Traditional product costing measures accurately volume-related resources eg. direct costs but they fail to measure the way products consume non-volume related activities eg. support services like material handling, set-up costs, inspection costs. Resources are used up when these activities are triggered by production. It is the products which cause these activities to arise and ABC attempts to trace the consumption of these activities by the various products. Products which demand a lot of activities and resources are allocated an appropriate share of the overheads. For example, a new product will probably be low volume initially, requiring a lot of machine set-ups, quality testing etc. so it should bear the overheads it is causing to be created.
Example: Two products A and B are produced ( 5000 units of A and 45000 units of B). Each product requires the same number of machine/direct labour hours.

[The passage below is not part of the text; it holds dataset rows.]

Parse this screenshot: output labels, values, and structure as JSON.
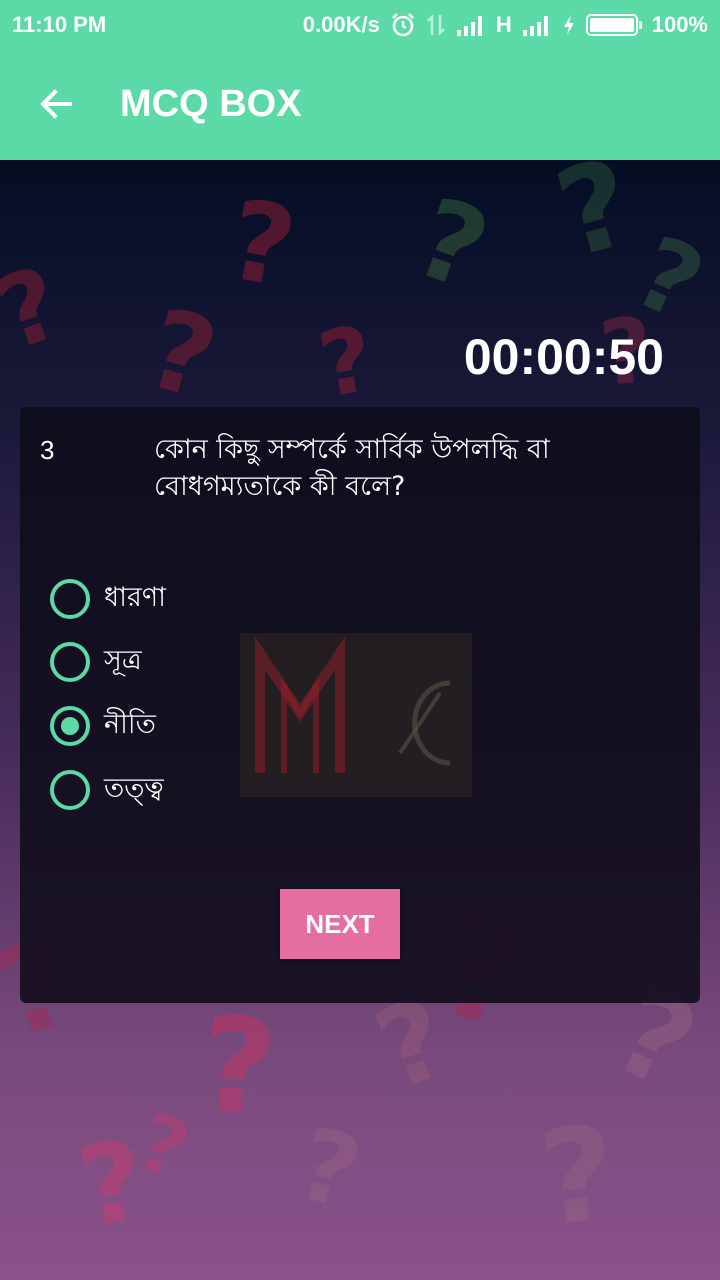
{
  "status_bar": {
    "time": "11:10 PM",
    "network_speed": "0.00K/s",
    "network_type": "H",
    "battery": "100%"
  },
  "app_bar": {
    "title": "MCQ BOX",
    "back_icon": "arrow-left-icon"
  },
  "quiz": {
    "timer": "00:00:50",
    "question_number": "3",
    "question_text": "কোন কিছু সম্পর্কে সার্বিক উপলদ্ধি বা বোধগম্যতাকে কী বলে?",
    "options": [
      {
        "label": "ধারণা",
        "selected": false
      },
      {
        "label": "সূত্র",
        "selected": false
      },
      {
        "label": "নীতি",
        "selected": true
      },
      {
        "label": "তত্ত্ব",
        "selected": false
      }
    ],
    "next_label": "NEXT"
  },
  "colors": {
    "accent": "#5bd9a6",
    "button": "#e46ea0"
  }
}
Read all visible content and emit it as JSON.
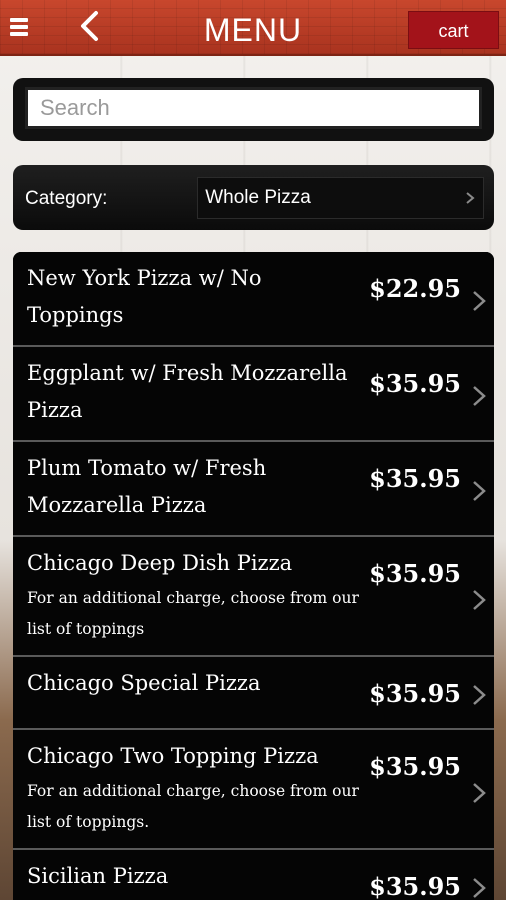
{
  "header": {
    "title": "MENU",
    "cart_label": "cart",
    "menu_icon": "hamburger-icon",
    "back_icon": "back-chevron-icon",
    "color": "#b23c25"
  },
  "search": {
    "placeholder": "Search",
    "value": ""
  },
  "category": {
    "label": "Category:",
    "selected": "Whole Pizza"
  },
  "items": [
    {
      "name": "New York Pizza w/ No Toppings",
      "description": "",
      "price": "$22.95"
    },
    {
      "name": "Eggplant w/ Fresh Mozzarella Pizza",
      "description": "",
      "price": "$35.95"
    },
    {
      "name": "Plum Tomato w/ Fresh Mozzarella Pizza",
      "description": "",
      "price": "$35.95"
    },
    {
      "name": "Chicago Deep Dish Pizza",
      "description": "For an additional charge, choose from our list of toppings",
      "price": "$35.95"
    },
    {
      "name": "Chicago Special Pizza",
      "description": "",
      "price": "$35.95"
    },
    {
      "name": "Chicago Two Topping Pizza",
      "description": "For an additional charge, choose from our list of toppings.",
      "price": "$35.95"
    },
    {
      "name": "Sicilian Pizza",
      "description": "",
      "price": "$35.95"
    }
  ]
}
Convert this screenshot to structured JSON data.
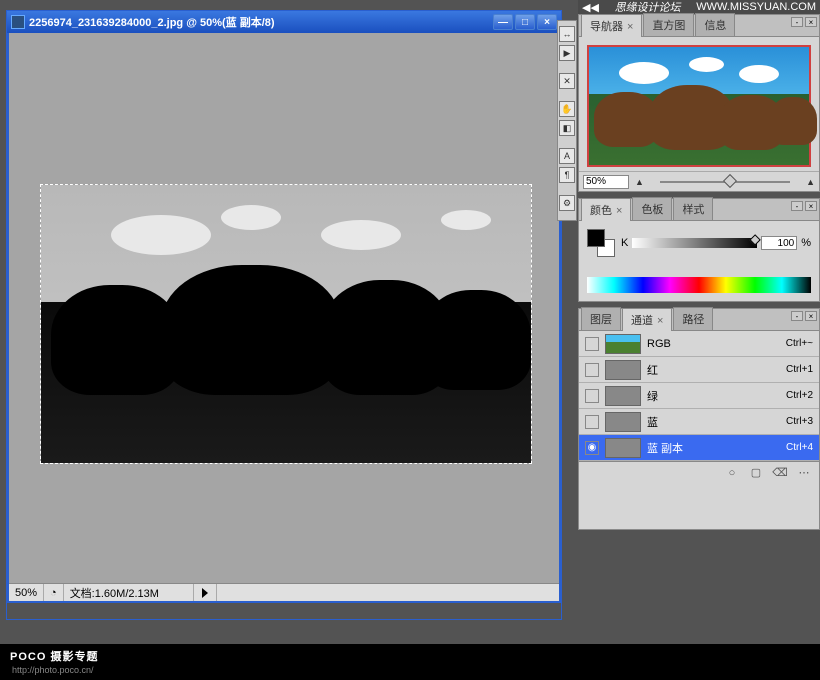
{
  "topbar": {
    "brand": "思缘设计论坛",
    "url": "WWW.MISSYUAN.COM"
  },
  "doc": {
    "title": "2256974_231639284000_2.jpg @ 50%(蓝 副本/8)",
    "winbtns": {
      "min": "—",
      "max": "□",
      "close": "×"
    },
    "status": {
      "zoom": "50%",
      "info": "文档:1.60M/2.13M"
    }
  },
  "tools": [
    "↔",
    "▶",
    "✕",
    "✋",
    "◧",
    "A",
    "¶",
    "⚙"
  ],
  "panels": {
    "nav": {
      "tabs": [
        "导航器",
        "直方图",
        "信息"
      ],
      "zoom": "50%"
    },
    "color": {
      "tabs": [
        "颜色",
        "色板",
        "样式"
      ],
      "klabel": "K",
      "kval": "100",
      "kunit": "%"
    },
    "channels": {
      "tabs": [
        "图层",
        "通道",
        "路径"
      ],
      "rows": [
        {
          "name": "RGB",
          "sc": "Ctrl+~",
          "thumb": "rgb"
        },
        {
          "name": "红",
          "sc": "Ctrl+1"
        },
        {
          "name": "绿",
          "sc": "Ctrl+2"
        },
        {
          "name": "蓝",
          "sc": "Ctrl+3"
        },
        {
          "name": "蓝 副本",
          "sc": "Ctrl+4",
          "sel": true,
          "eye": true
        }
      ],
      "boticons": [
        "○",
        "▢",
        "⌫",
        "⋯"
      ]
    }
  },
  "footer": {
    "brand": "POCO 摄影专题",
    "sub": "http://photo.poco.cn/"
  }
}
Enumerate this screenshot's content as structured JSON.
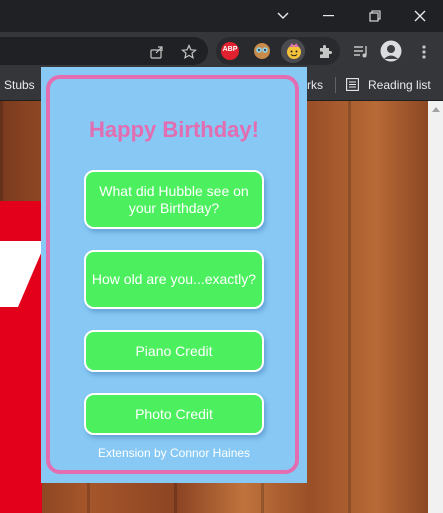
{
  "browser": {
    "bookmarks_bar": {
      "left_item": "Stubs",
      "right_fragment": "rks",
      "reading_list": "Reading list"
    },
    "extensions": {
      "abp_badge": "ABP"
    }
  },
  "popup": {
    "title": "Happy Birthday!",
    "buttons": [
      "What did Hubble see on your Birthday?",
      "How old are you...exactly?",
      "Piano Credit",
      "Photo Credit"
    ],
    "footer": "Extension by Connor Haines"
  },
  "colors": {
    "popup_bg": "#87c9f4",
    "accent_pink": "#e26db0",
    "button_green": "#4cf05e"
  }
}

Number of set-ups: A = 10 B = 5
The cost of set-ups is £1.2m.
Product A = £120,000 (10% of £1.2m.) / 5000units = £24 per unit
Product B = £1.08m (90% of £1.2m.) / 45,000 units = £24 per unit
Product A = £800,000 (10/15 x £1.2m) / 5,000 units = £160 per unit
Product B = £400,000 (5/15 x £1.2m) / 45,000 units = £8.89 per unit
Since product A, the low volume product is responsible for the greater share of the set-up costs it is only right that it attracts most of this overhead. It is the number of set-ups that is the cost driver. The traditional costing system tends to overcost high volume products and undercost low-volume but complex products.